En novembre 2024, dans ces colonnes, Adrien Treccani concluait un entretien sur les cycles du bitcoin par une remarque restée sans écho. Interrogé sur les projets qui retenaient son attention, le fondateur de Metaco — revendu à Ripple 250 millions de dollars — citait l'intelligence artificielle, et singulièrement les agents autonomes.
Vingt-deux mois plus tard, Banco Santander et Mastercard exécutaient le premier paiement européen réalisé de bout en bout par un agent d'IA, sur l'infrastructure de production de la banque. La Banque des règlements internationaux note que de tels agents peuvent gérer la liquidité dans les systèmes de règlement brut en temps réel.
La question que l'on me pose depuis reste la même: quelle sera la prochaine classe d'actifs? Elle est légitime. Mais y répondre suppose de distinguer deux modèles économiques que la vague des ETF a fini par confondre.
Deux actifs, deux logiques
C'est la première distinction que j'établis dans mes cours, parce qu'elle commande tout le reste.
Le bitcoin a une émission plafonnée et un langage de script délibérément limité. Ce choix de conception n'est pas une lacune: il garantit la prévisibilité et réduit la surface d'attaque. Sa conséquence est que la valeur du bitcoin ne dépend pas de son usage. On peut le détenir sans jamais l'employer — et c'est exactement ce que font les ETF, qui ont institutionnalisé un actif dont la thèse repose sur la rareté et les propriétés monétaires, non sur la consommation.
L'ether obéit à une logique inverse. Il n'est pas d'abord détenu, il est consommé: chaque opération sur le réseau acquitte des frais libellés en ether, proportionnels à la ressource de calcul mobilisée. Sa demande est donc fonction de l'activité effective du réseau, et depuis la réforme de 2021 une partie de ces frais est détruite, ce qui lie mécaniquement l'offre au niveau d'usage.
Autrement dit, le plus grand jeton d'utilité jamais construit existe déjà, il pèse plusieurs centaines de milliards de dollars, et presque personne ne le désigne ainsi.
Pourquoi la catégorie avait été enterrée
Le terme reste associé à 2017. Le modèle des ICO reposait sur une séquence précise: émettre le jeton, lever les fonds, construire l'usage ensuite. Les travaux académiques publiés dès 2018 ont convergé — la grande majorité des projets n'a jamais livré de produit utilisable.

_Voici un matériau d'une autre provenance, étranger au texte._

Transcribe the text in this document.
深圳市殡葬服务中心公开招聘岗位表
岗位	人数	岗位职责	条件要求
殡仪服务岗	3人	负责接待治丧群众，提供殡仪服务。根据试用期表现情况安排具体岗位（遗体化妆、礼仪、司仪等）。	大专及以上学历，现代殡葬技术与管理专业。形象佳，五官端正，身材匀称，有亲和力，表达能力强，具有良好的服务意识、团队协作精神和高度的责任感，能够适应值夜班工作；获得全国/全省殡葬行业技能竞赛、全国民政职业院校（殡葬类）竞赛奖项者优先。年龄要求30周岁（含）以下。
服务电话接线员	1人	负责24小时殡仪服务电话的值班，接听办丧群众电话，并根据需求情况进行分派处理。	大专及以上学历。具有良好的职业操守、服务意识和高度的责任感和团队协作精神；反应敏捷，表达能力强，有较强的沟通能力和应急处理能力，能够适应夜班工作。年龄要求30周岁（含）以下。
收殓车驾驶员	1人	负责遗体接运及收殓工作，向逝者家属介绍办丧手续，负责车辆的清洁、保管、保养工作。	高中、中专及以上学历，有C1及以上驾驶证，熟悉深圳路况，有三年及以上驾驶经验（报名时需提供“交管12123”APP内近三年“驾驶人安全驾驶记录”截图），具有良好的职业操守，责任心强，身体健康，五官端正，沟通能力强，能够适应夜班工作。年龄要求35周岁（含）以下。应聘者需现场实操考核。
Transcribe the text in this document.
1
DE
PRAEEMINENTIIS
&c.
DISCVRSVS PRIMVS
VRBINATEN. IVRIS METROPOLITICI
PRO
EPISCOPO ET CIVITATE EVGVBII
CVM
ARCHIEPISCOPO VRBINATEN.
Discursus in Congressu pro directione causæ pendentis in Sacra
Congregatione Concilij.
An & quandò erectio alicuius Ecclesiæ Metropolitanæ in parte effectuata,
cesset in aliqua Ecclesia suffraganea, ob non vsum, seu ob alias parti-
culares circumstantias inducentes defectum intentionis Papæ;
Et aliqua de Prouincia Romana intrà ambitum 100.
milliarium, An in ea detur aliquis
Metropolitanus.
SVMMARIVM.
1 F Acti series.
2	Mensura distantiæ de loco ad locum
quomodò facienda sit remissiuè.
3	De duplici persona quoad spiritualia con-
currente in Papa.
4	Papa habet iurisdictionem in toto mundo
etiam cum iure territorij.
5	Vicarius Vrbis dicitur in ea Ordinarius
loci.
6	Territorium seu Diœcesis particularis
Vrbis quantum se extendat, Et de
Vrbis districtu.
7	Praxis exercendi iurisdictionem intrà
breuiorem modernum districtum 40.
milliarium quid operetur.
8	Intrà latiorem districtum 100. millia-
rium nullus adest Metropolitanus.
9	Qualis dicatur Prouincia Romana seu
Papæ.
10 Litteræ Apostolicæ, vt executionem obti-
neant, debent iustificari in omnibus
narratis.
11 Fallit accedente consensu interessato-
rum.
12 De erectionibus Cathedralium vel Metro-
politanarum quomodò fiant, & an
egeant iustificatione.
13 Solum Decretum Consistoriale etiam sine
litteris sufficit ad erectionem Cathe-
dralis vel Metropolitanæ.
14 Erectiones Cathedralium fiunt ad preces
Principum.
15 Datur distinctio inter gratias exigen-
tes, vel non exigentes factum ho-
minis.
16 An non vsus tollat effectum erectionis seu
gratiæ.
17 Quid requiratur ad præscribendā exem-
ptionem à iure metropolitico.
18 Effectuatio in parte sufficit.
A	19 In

L'ether démontre pourtant que la structure fonctionne lorsque la consommation est réelle. Ce qui a échoué en 2017 n'était pas la catégorie, c'était l'ordre des opérations.

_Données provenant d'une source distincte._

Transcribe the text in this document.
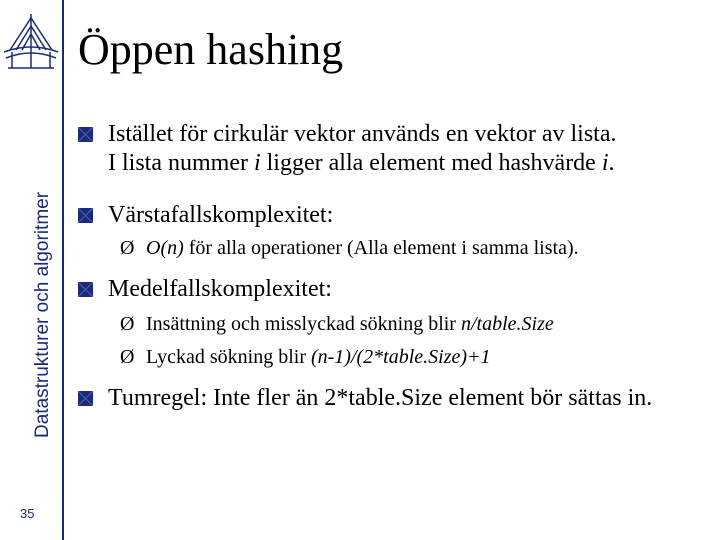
Datastrukturer och algoritmer
35
Öppen hashing
Istället för cirkulär vektor används en vektor av lista.
I lista nummer i ligger alla element med hashvärde i.
Värstafallskomplexitet:
Ø O(n) för alla operationer (Alla element i samma lista).
Medelfallskomplexitet:
Ø Insättning och misslyckad sökning blir n/table.Size
Ø Lyckad sökning blir (n-1)/(2*table.Size)+1
Tumregel: Inte fler än 2*table.Size element bör sättas in.
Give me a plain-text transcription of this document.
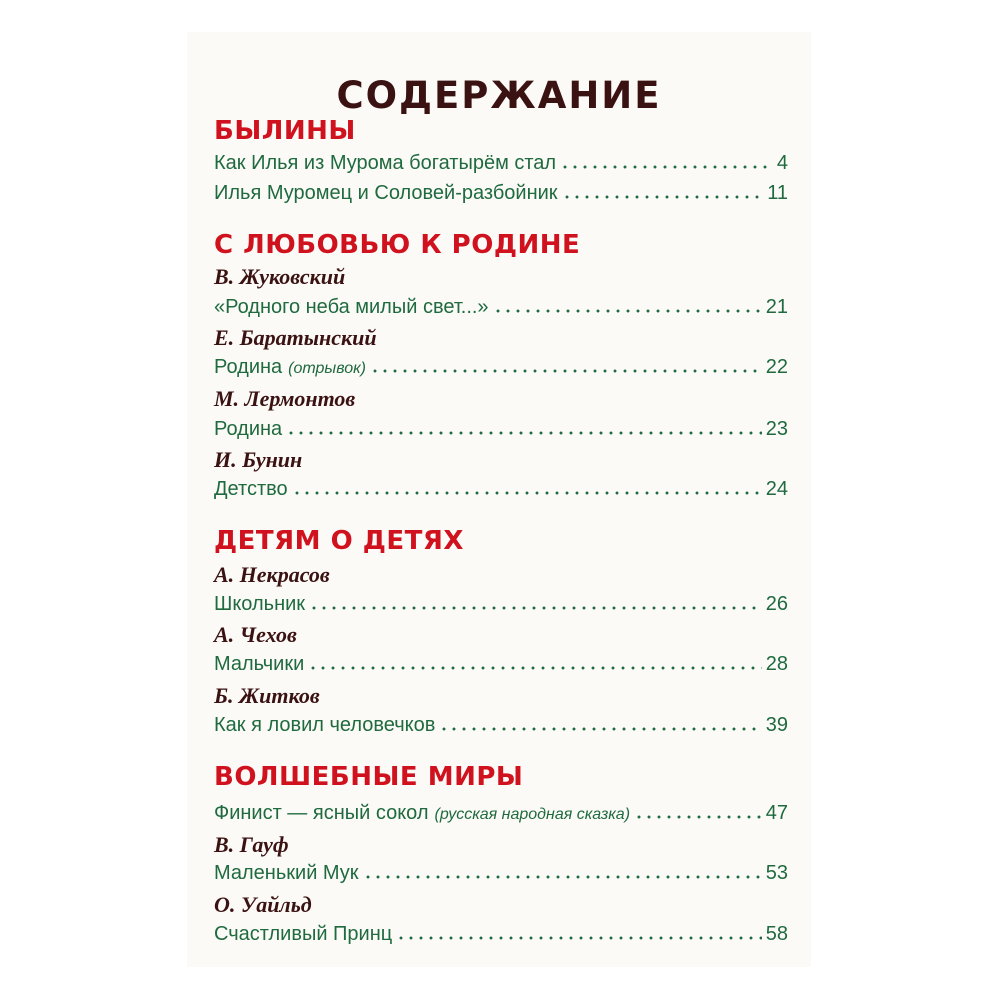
СОДЕРЖАНИЕ
БЫЛИНЫ
Как Илья из Мурома богатырём стал	4
Илья Муромец и Соловей-разбойник	11
С ЛЮБОВЬЮ К РОДИНЕ
В. Жуковский
«Родного неба милый свет...»	21
Е. Баратынский
Родина (отрывок)	22
М. Лермонтов
Родина	23
И. Бунин
Детство	24
ДЕТЯМ О ДЕТЯХ
А. Некрасов
Школьник	26
А. Чехов
Мальчики	28
Б. Житков
Как я ловил человечков	39
ВОЛШЕБНЫЕ МИРЫ
Финист — ясный сокол (русская народная сказка)	47
В. Гауф
Маленький Мук	53
О. Уайльд
Счастливый Принц	58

Ce qui pourrait la relancer
Un jeton d'utilité suppose une consommation continue, facturée en très petits montants, par un grand nombre de contreparties. Cette configuration est longtemps restée théorique. Les agents autonomes la rendent concrète.

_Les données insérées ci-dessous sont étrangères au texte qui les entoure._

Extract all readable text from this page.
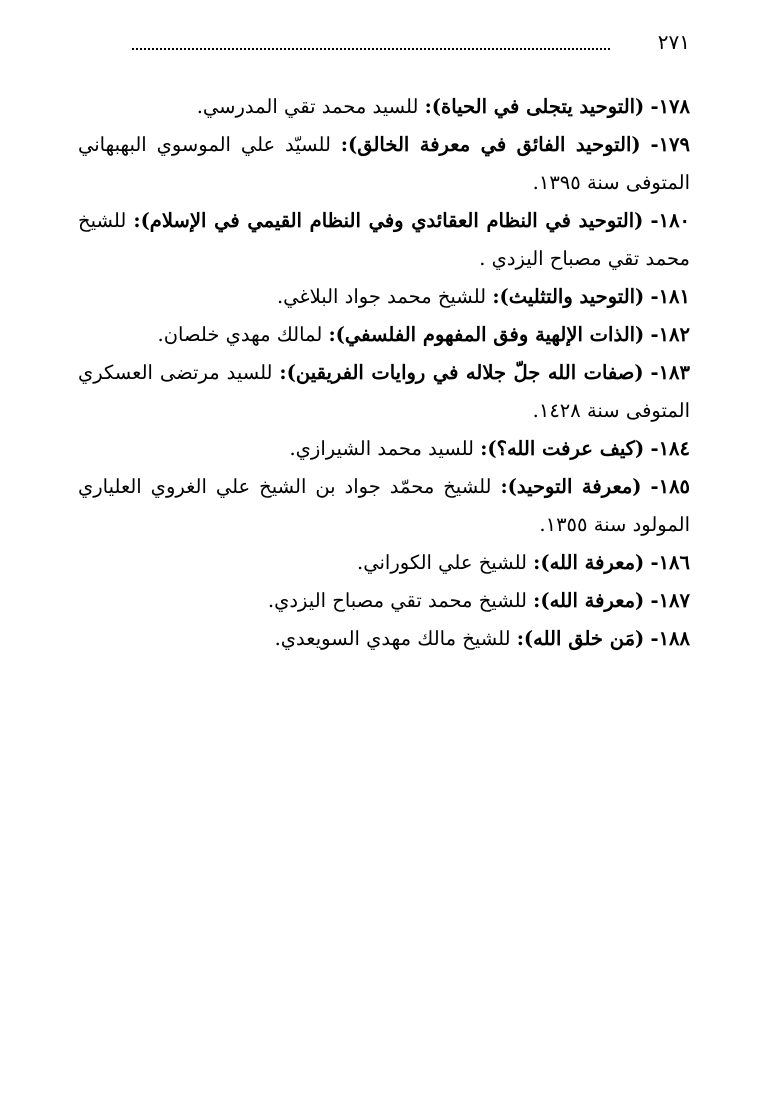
٢٧١

١٧٨- (التوحيد يتجلى في الحياة): للسيد محمد تقي المدرسي.

١٧٩- (التوحيد الفائق في معرفة الخالق): للسيّد علي الموسوي البهبهاني المتوفى سنة ١٣٩٥.

١٨٠- (التوحيد في النظام العقائدي وفي النظام القيمي في الإسلام): للشيخ محمد تقي مصباح اليزدي .

١٨١- (التوحيد والتثليث): للشيخ محمد جواد البلاغي.

١٨٢- (الذات الإلهية وفق المفهوم الفلسفي): لمالك مهدي خلصان.

١٨٣- (صفات الله جلّ جلاله في روايات الفريقين): للسيد مرتضى العسكري المتوفى سنة ١٤٢٨.

١٨٤- (كيف عرفت الله؟): للسيد محمد الشيرازي.

١٨٥- (معرفة التوحيد): للشيخ محمّد جواد بن الشيخ علي الغروي العلياري المولود سنة ١٣٥٥.

١٨٦- (معرفة الله): للشيخ علي الكوراني.

١٨٧- (معرفة الله): للشيخ محمد تقي مصباح اليزدي.

١٨٨- (مَن خلق الله): للشيخ مالك مهدي السويعدي.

Un agent qui exécute un ordre consomme des services à chaque étape: vérification d'identité, accès à une donnée de marché, appel à un modèle, règlement. Chacune de ces opérations coûte des fractions de centime et se répète des milliers de fois par jour. Aucun rail carte n'a été conçu pour cela: le coût fixe par transaction interdit le modèle.
C'est pourquoi les protocoles de paiement agentique s'appuient sur des blockchain. Celui conduit par Google repose sur des identifiants décentralisés, et le standard de micropaiement développé par Coinbase retient la même logique. Swift a inscrit le commerce agentique parmi les prochaines fonctionnalités de son registre.
La réserve qui compte
Une incertitude majeure demeure, et il serait malhonnête de la passer sous silence.
Un agent n'a pas de personnalité juridique: il ne peut ni détenir un avoir, ni signer un contrat, ni être titulaire d'un pouvoir. La loi sur le blanchiment impose pourtant d'identifier l'ayant droit économique de chaque opération, et le droit suisse n'organise le pouvoir de représentation qu'au bénéfice d'une personne. Un mandat confié à un logiciel n'entre dans aucune catégorie existante.
Ce que cela change pour l'analyse
Ce qui vient après le bitcoin institutionnel n'est pas une nouvelle classe d'actifs au sens où l'entendent les allocataires. C'est un actif dont la valorisation dépend d'un volume de consommation observable plutôt que d'un flux de collecte.
Pour un gérant, cela déplace la nature de l'analyse. On cesse de commenter des encours pour lire des métriques d'usage: volume de transactions, frais acquittés, contreparties actives. Ces données sont publiques et vérifiables en continu, ce qui n'est le cas d'aucune classe d'actifs traditionnelle.
C'est moins spectaculaire qu'un record de collecte. C'est aussi beaucoup plus difficile à raconter — et beaucoup plus difficile à truquer.